Bairros

Dengue: Número elevado de casos preocupa moradores

Tisa Moraes
| Tempo de leitura: 3 min

O número elevado de casos de dengue registrados em Bauru apenas no primeiro mês do ano preocupa moradores da cidade, em especial os da zona sudoeste, a região mais atingida até o momento. Moradora da rua Sueli Gomes Franca, na Vila Ipiranga, a aposentada Rose Bueno, 62 anos, demonstra preocupação em manter o quintal de casa sempre limpo.

O problema é que é obrigada a conviver, diariamente, com o entulho e lixo depositado em um terreno localizado em frente à sua residência. “De madrugada, o pessoal joga de tudo. Fora o mato alto, tem sofá, resto de comida, embalagens, sacolas e até gavetas de armário. Tudo que, nessa época de chuva, dá para acumular água”, reclama.

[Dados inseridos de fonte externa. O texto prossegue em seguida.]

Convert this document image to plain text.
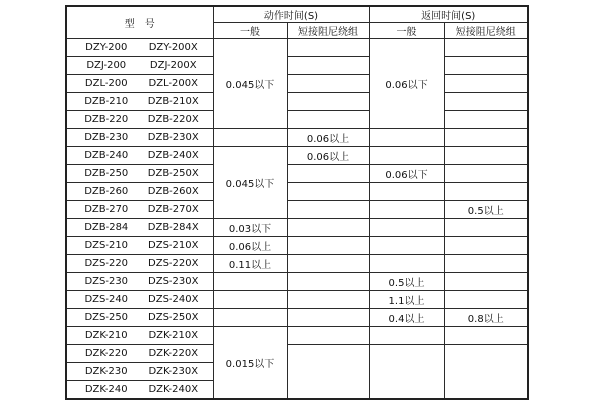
型　号	动作时间(S)		返回时间(S)	
	一般	短接阻尼绕组	一般	短接阻尼绕组

DZY-200 DZY-200X	0.045以下		0.06以下	

DZJ-200 DZJ-200X				

DZL-200 DZL-200X				

DZB-210 DZB-210X				

DZB-220 DZB-220X				

DZB-230 DZB-230X		0.06以上		

DZB-240 DZB-240X	0.045以下	0.06以上		

DZB-250 DZB-250X			0.06以下	

DZB-260 DZB-260X				

DZB-270 DZB-270X				0.5以上

DZB-284 DZB-284X	0.03以下			

DZS-210 DZS-210X	0.06以上			

DZS-220 DZS-220X	0.11以上			

DZS-230 DZS-230X			0.5以上	

DZS-240 DZS-240X			1.1以上	

DZS-250 DZS-250X			0.4以上	0.8以上

DZK-210 DZK-210X	0.015以下			

DZK-220 DZK-220X				

DZK-230 DZK-230X				

DZK-240 DZK-240X				
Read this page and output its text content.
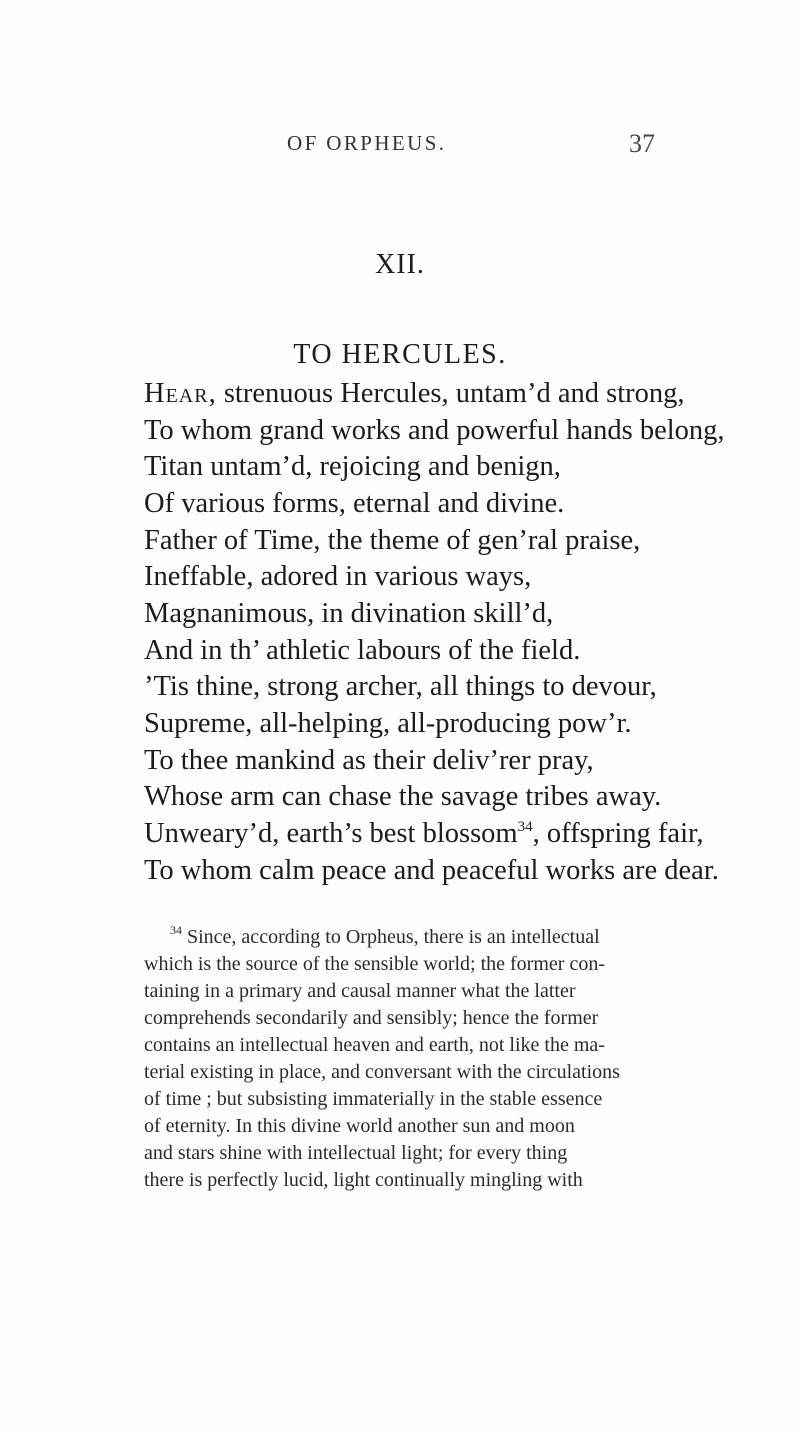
OF ORPHEUS.	37
XII.
TO HERCULES.
Hear, strenuous Hercules, untam’d and strong,
To whom grand works and powerful hands belong,
Titan untam’d, rejoicing and benign,
Of various forms, eternal and divine.
Father of Time, the theme of gen’ral praise,
Ineffable, adored in various ways,
Magnanimous, in divination skill’d,
And in th’ athletic labours of the field.
’Tis thine, strong archer, all things to devour,
Supreme, all-helping, all-producing pow’r.
To thee mankind as their deliv’rer pray,
Whose arm can chase the savage tribes away.
Unweary’d, earth’s best blossom$^{34}$, offspring fair,
To whom calm peace and peaceful works are dear.
$^{34}$ Since, according to Orpheus, there is an intellectual
which is the source of the sensible world; the former con-
taining in a primary and causal manner what the latter
comprehends secondarily and sensibly; hence the former
contains an intellectual heaven and earth, not like the ma-
terial existing in place, and conversant with the circulations
of time ; but subsisting immaterially in the stable essence
of eternity. In this divine world another sun and moon
and stars shine with intellectual light; for every thing
there is perfectly lucid, light continually mingling with
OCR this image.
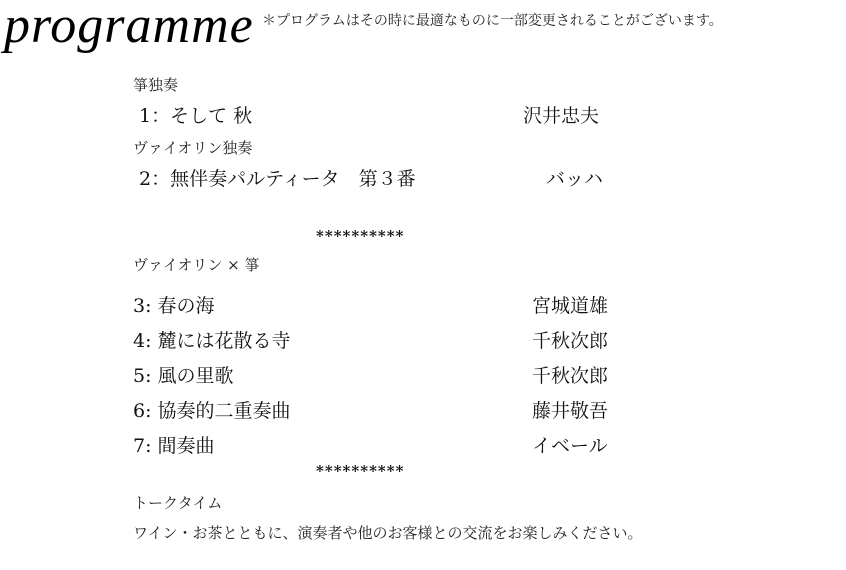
programme ＊プログラムはその時に最適なものに一部変更されることがございます。
箏独奏
1：そして 秋	沢井忠夫
ヴァイオリン独奏
2：無伴奏パルティータ　第３番	バッハ
**********
ヴァイオリン × 箏
3: 春の海	宮城道雄
4: 麓には花散る寺	千秋次郎
5: 風の里歌	千秋次郎
6: 協奏的二重奏曲	藤井敬吾
7: 間奏曲	イベール
**********
トークタイム
ワイン・お茶とともに、演奏者や他のお客様との交流をお楽しみください。
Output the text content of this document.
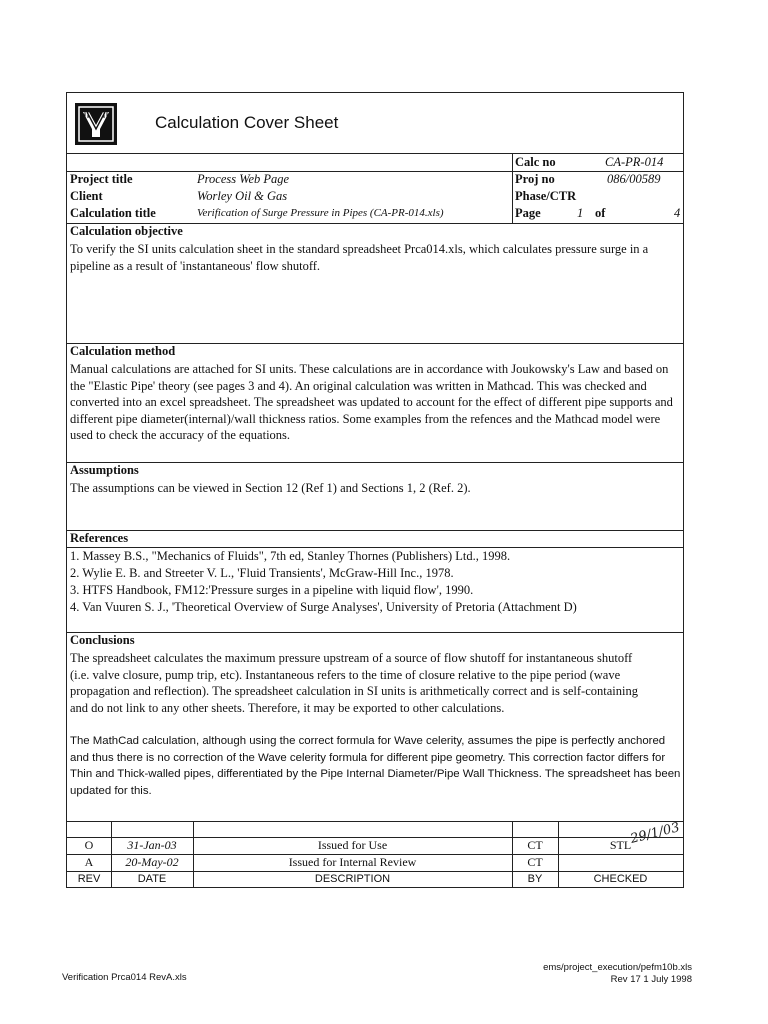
Calculation Cover Sheet
Calc no	CA-PR-014
Project title	Process Web Page	Proj no	086/00589
Client	Worley Oil & Gas	Phase/CTR
Calculation title	Verification of Surge Pressure in Pipes (CA-PR-014.xls)	Page	1 of	4
Calculation objective
To verify the SI units calculation sheet in the standard spreadsheet Prca014.xls, which calculates pressure surge in a pipeline as a result of 'instantaneous' flow shutoff.
Calculation method
Manual calculations are attached for SI units. These calculations are in accordance with Joukowsky's Law and based on the "Elastic Pipe' theory (see pages 3 and 4). An original calculation was written in Mathcad. This was checked and converted into an excel spreadsheet. The spreadsheet was updated to account for the effect of different pipe supports and different pipe diameter(internal)/wall thickness ratios. Some examples from the refences and the Mathcad model were used to check the accuracy of the equations.
Assumptions
The assumptions can be viewed in Section 12 (Ref 1) and Sections 1, 2 (Ref. 2).
References
1. Massey B.S., "Mechanics of Fluids", 7th ed, Stanley Thornes (Publishers) Ltd., 1998.
2. Wylie E. B. and Streeter V. L., 'Fluid Transients', McGraw-Hill Inc., 1978.
3. HTFS Handbook, FM12:'Pressure surges in a pipeline with liquid flow', 1990.
4. Van Vuuren S. J., 'Theoretical Overview of Surge Analyses', University of Pretoria (Attachment D)
Conclusions
The spreadsheet calculates the maximum pressure upstream of a source of flow shutoff for instantaneous shutoff (i.e. valve closure, pump trip, etc). Instantaneous refers to the time of closure relative to the pipe period (wave propagation and reflection). The spreadsheet calculation in SI units is arithmetically correct and is self-containing and do not link to any other sheets. Therefore, it may be exported to other calculations.
The MathCad calculation, although using the correct formula for Wave celerity, assumes the pipe is perfectly anchored and thus there is no correction of the Wave celerity formula for different pipe geometry. This correction factor differs for Thin and Thick-walled pipes, differentiated by the Pipe Internal Diameter/Pipe Wall Thickness. The spreadsheet has been updated for this.
O	31-Jan-03	Issued for Use	CT	STL
A	20-May-02	Issued for Internal Review	CT
REV	DATE	DESCRIPTION	BY	CHECKED
29/1/03
Verification Prca014 RevA.xls
ems/project_execution/pefm10b.xls
Rev 17 1 July 1998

Dentro de casa, ela diz tomar todos os cuidados para exterminar possíveis criadouros do mosquito Aedes aegypti, já que ela própria sofreu as consequências da doença quando foi infectada pelo vírus da dengue, há cerca de dois anos. “Morro de medo de ficar doente de novo, porque sei como é difícil. Fiquei 15 dias em repouso. Minha casa já era limpa, mas paguei pela irresponsabilidade dos outros”, lamenta.

O exemplo é seguido pela dona de casa Maria de Lourdes Alonso, 43 anos, que mora há 23 anos em uma casa da rua José Bueno de Camargo Sobrinho, no Jardim Ouro Verde. Há poucos dias, um parente próximo apresentou os sintomas da doença, que, por sorte, acabou não sendo confirmada.

“Ficamos todos muito preocupados. Tinha vasos de planta em pratinhos, mas tirei tudo e plantei no meu canteiro. Também tomo muito cuidado com o quintal, que está sempre limpo. Faço a minha parte”, diz ela, que, assim como Rose, também está cercada por terrenos baldios mal conservados, que acumulam recipientes plásticos, entulho e móveis velhos com grande potencial de se transformarem em criadouros da dengue.


Sem explicação

Não há uma explicação precisa para justificar o elevado número de casos de dengue registrados no primeiro mês de 2013. De acordo com a diretora do Departamento de Saúde Coletiva da Secretaria Municipal de Saúde, Heloísa Lombardi, historicamente, a doença apresenta anos de menor atividade e, na sequência, picos de infestação.

“O aumento é diretamente relacionado ao maior acesso aos criadouros, maior quantidade de chuvas, entre outros fatores. Mas não há como saber os motivos específicos”, frisa.

Períodos de calor e de alta incidência de chuva, como o mês de janeiro, são propícios para a reprodução do inseto, que procria em água parada. “O calor favorece, mas, atualmente, a infestação e a circulação do vírus ocorrem o ano todo, embora em menor número”, pontua Heloísa.

As últimas epidemias foram registradas em 2007 e 2011, com 2.064 e 4.366 casos, respectivamente. Em 2011, seis pessoas morreram por dengue hemorrágica, forma mais grave da doença.

No final do ano passado, a Secretaria de Estado da Saúde de São Paulo já alertava que Bauru estaria entre as cidades com maior vulnerabilidade para a transmissão da dengue durante este verão. Em mais de 200 municípios paulistas com mais de com mais de 60 mil habitantes, Bauru era o terceiro do ranking, atrás apenas do Guarujá e Araçatuba. O estudo foi feito pelo Centro de Vigilância Epidemiológica da secretaria em parceria com a Superintendência de Controle de Endemias (Sucen).